Whenever Europe did something to upset the Islamic world, which isn’t very difficult, Middle Eastern Christians got it in the neck. He castigated me for Pope Benedict’s comment at Regensburg and for the activities of the Danish cartoonists, both of which led to unpleasantness (he didn’t go into details), and gave me a gentle rap on the knuckles (well, my arm).
This rather annoyed me, to be honest, since (a) I’m not the Pope, (b) I’m not a Danish cartoonist and (c) as far as I’m concerned we Europeans can say what we damn well like about any religion, ours included, without the threat of violence. What the bishop was saying is that Christians in Muslim countries are basically hostages and every time we showed disrespect they would pay the price.
Actually the Syrian Christians have it pretty good, so long as the Assad family keep control of things, but the situation in Iraq and Egypt is grim. This weekend there were bombs outside six churches in Iraq, according to the Assyrian International News Agency, which brings the number of church bombings in that country since “liberation” to over 60. As I’ve said before, the Iraqi Christians are doomed if the US pulls out, and probably doomed anyway in the long run.
In Egypt the minority Copts continue to suffer - another church was burned down over the weekend - although if you work in the Christian press these stories of Egyptian anti-Christian violence become deadening after a while.
In the long term, Christians have no future in the Middle East. If extremists don’t get them, then the effects of economic incompetence, plus the lure of the West, will push them out. Still, as Cranmer reports, Britain seems to be doing its best to keep the faith alive in its cradle by refusing point blank to accept Christian refugees from the Islamic world.
Hany Ayoub Mansour, his wife Samah and children Nardin, 10, Karin, seven, three-year-old twins Bishoy and Anastasia, and one-year-old Angela, were seized by armed immigration officers in a dawn swoop on their home.
Now a Christian family will shortly find itself on a plane to Egypt to face an uncertain future. They do not know whether they will be subject to further persecution by extremists, but this is of no concern to Her Majesty’s Government.
Yet it is strange that when a Muslim terrorist faces deportation, concerns that the criminal might face ill treatment on arrival in his native country are sufficient to halt all deportation proceedings.

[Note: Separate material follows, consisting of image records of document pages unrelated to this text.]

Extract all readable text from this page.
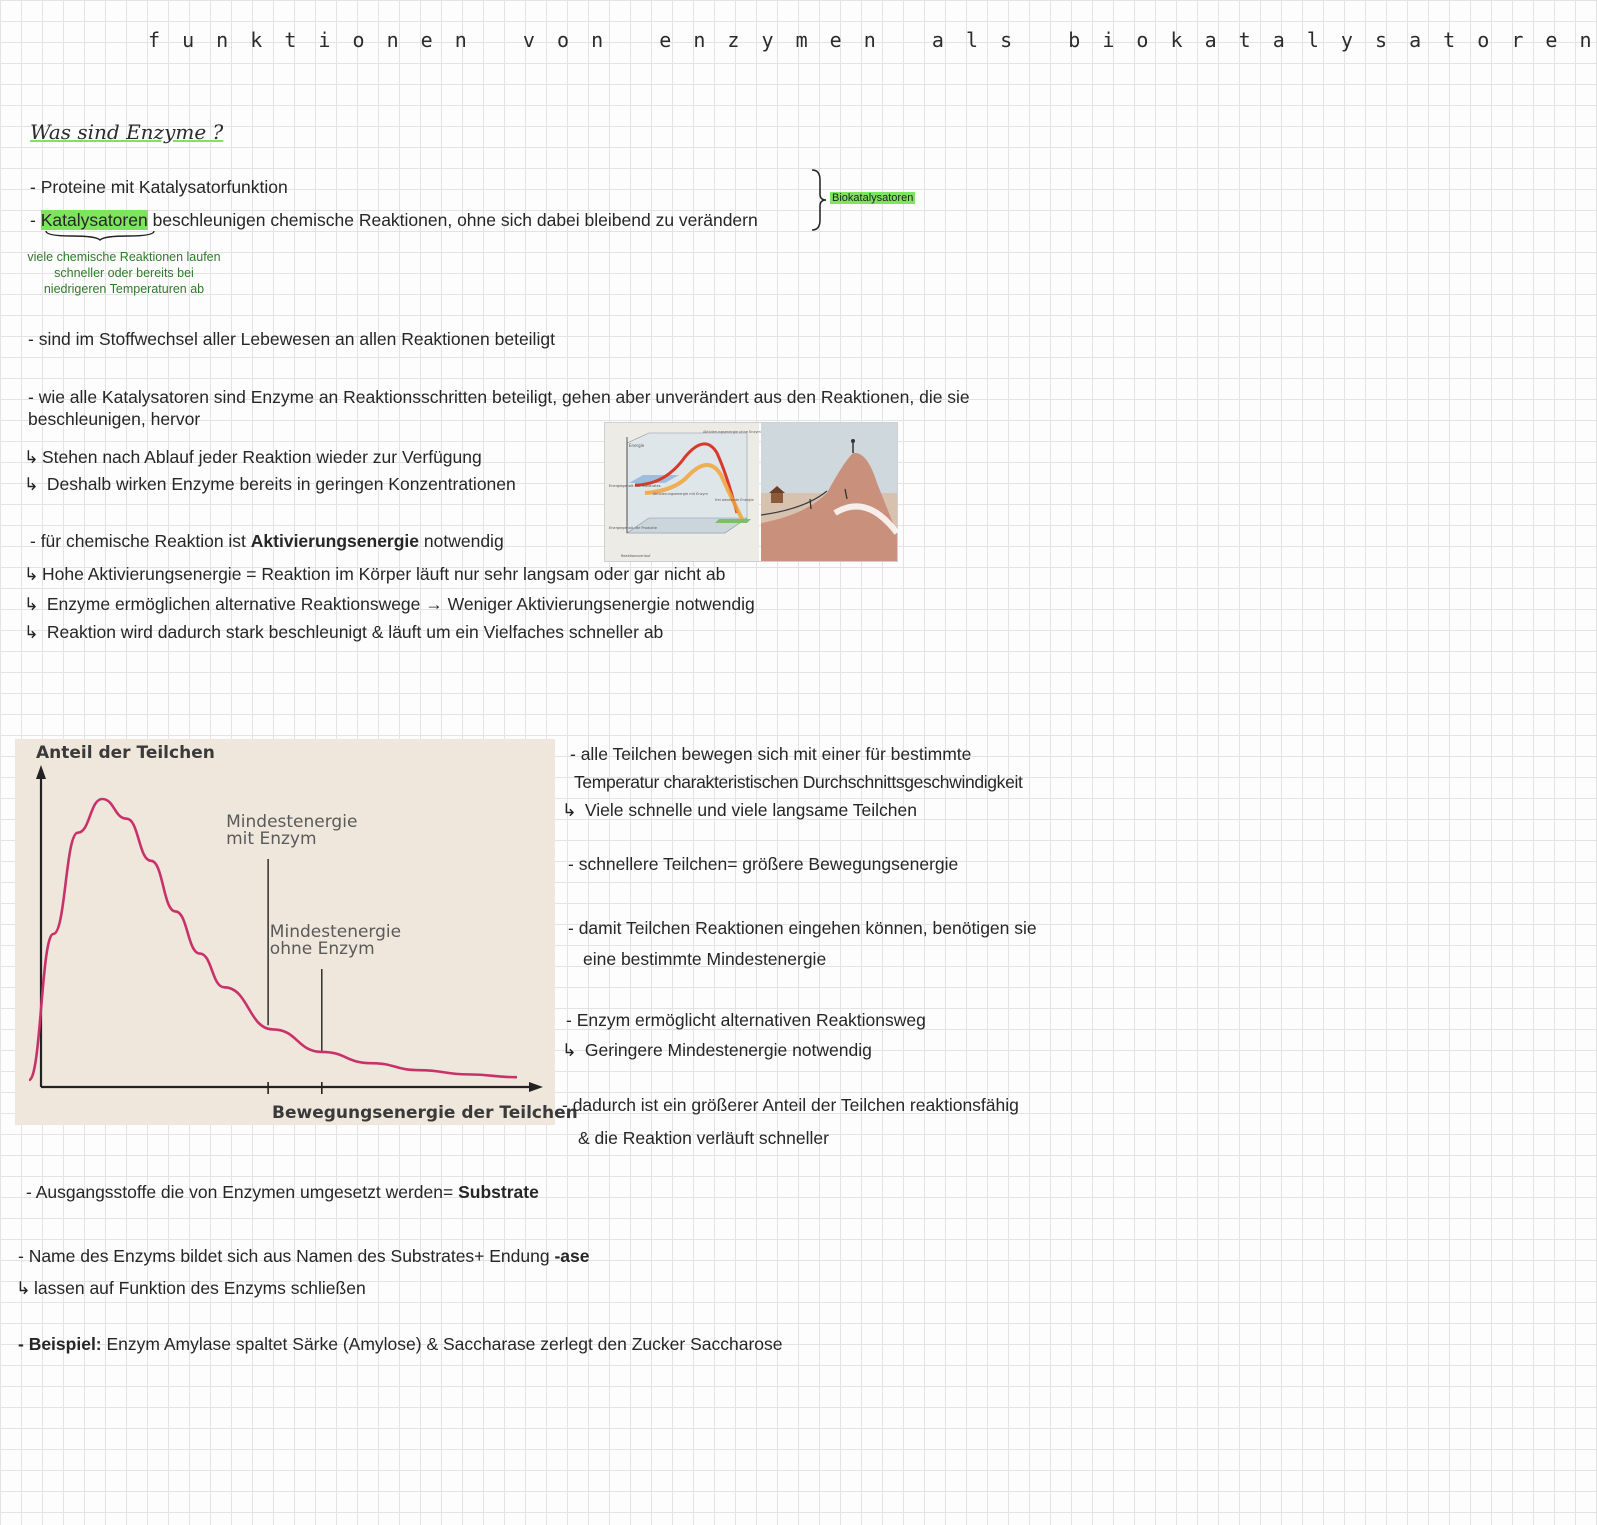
f u n k t i o n e n	v o n	e n z y m e n	a l s	b i o k a t a l y s a t o r e n
Was sind Enzyme ?
- Proteine mit Katalysatorfunktion
- Katalysatoren beschleunigen chemische Reaktionen, ohne sich dabei bleibend zu verändern
viele chemische Reaktionen laufen schneller oder bereits bei niedrigeren Temperaturen ab
Biokatalysatoren
- sind im Stoffwechsel aller Lebewesen an allen Reaktionen beteiligt
- wie alle Katalysatoren sind Enzyme an Reaktionsschritten beteiligt, gehen aber unverändert aus den Reaktionen, die sie
beschleunigen, hervor
↳ Stehen nach Ablauf jeder Reaktion wieder zur Verfügung
↳ Deshalb wirken Enzyme bereits in geringen Konzentrationen
Energie
Aktivierungsenergie ohne Enzym
Energiegehalt des Substrates
Energiegehalt der Produkte
Aktivierungsenergie mit Enzym
frei werdende Energie
Reaktionsverlauf
- für chemische Reaktion ist Aktivierungsenergie notwendig
↳ Hohe Aktivierungsenergie = Reaktion im Körper läuft nur sehr langsam oder gar nicht ab
↳ Enzyme ermöglichen alternative Reaktionswege → Weniger Aktivierungsenergie notwendig
↳ Reaktion wird dadurch stark beschleunigt & läuft um ein Vielfaches schneller ab
Anteil der Teilchen
Bewegungsenergie der Teilchen
Mindestenergie
mit Enzym
Mindestenergie
ohne Enzym
- alle Teilchen bewegen sich mit einer für bestimmte
Temperatur charakteristischen Durchschnittsgeschwindigkeit
↳ Viele schnelle und viele langsame Teilchen
- schnellere Teilchen= größere Bewegungsenergie
- damit Teilchen Reaktionen eingehen können, benötigen sie
eine bestimmte Mindestenergie
- Enzym ermöglicht alternativen Reaktionsweg
↳ Geringere Mindestenergie notwendig
- dadurch ist ein größerer Anteil der Teilchen reaktionsfähig
& die Reaktion verläuft schneller
- Ausgangsstoffe die von Enzymen umgesetzt werden= Substrate
- Name des Enzyms bildet sich aus Namen des Substrates+ Endung -ase
↳ lassen auf Funktion des Enzyms schließen
- Beispiel: Enzym Amylase spaltet Särke (Amylose) & Saccharase zerlegt den Zucker Saccharose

Human Rights, you see. Some groups seem to have more of them. Cranmer sincerely wishes the Mansour family well, and prays that they will not suffer a repeat of the persecution that drove them to the UK in the first place. But the situation for Copts is increasingly fraught; indeed, they are being systematically ‘cleansed’.
This might seem strange after my posts criticising immigration, but I think it’s probably in our best interests to allow in Middle Eastern Christians, who are a disproportionately middle-class, professional minority whose religion ensures their loyalty to this country. But our immigration policymakers don’t think that way.
As the Arab saying goes: “Better to be the Englishman’s enemy than his friend. If you’re his enemy, he will try to buy you. If you’re his friend, he will most certainly sell you."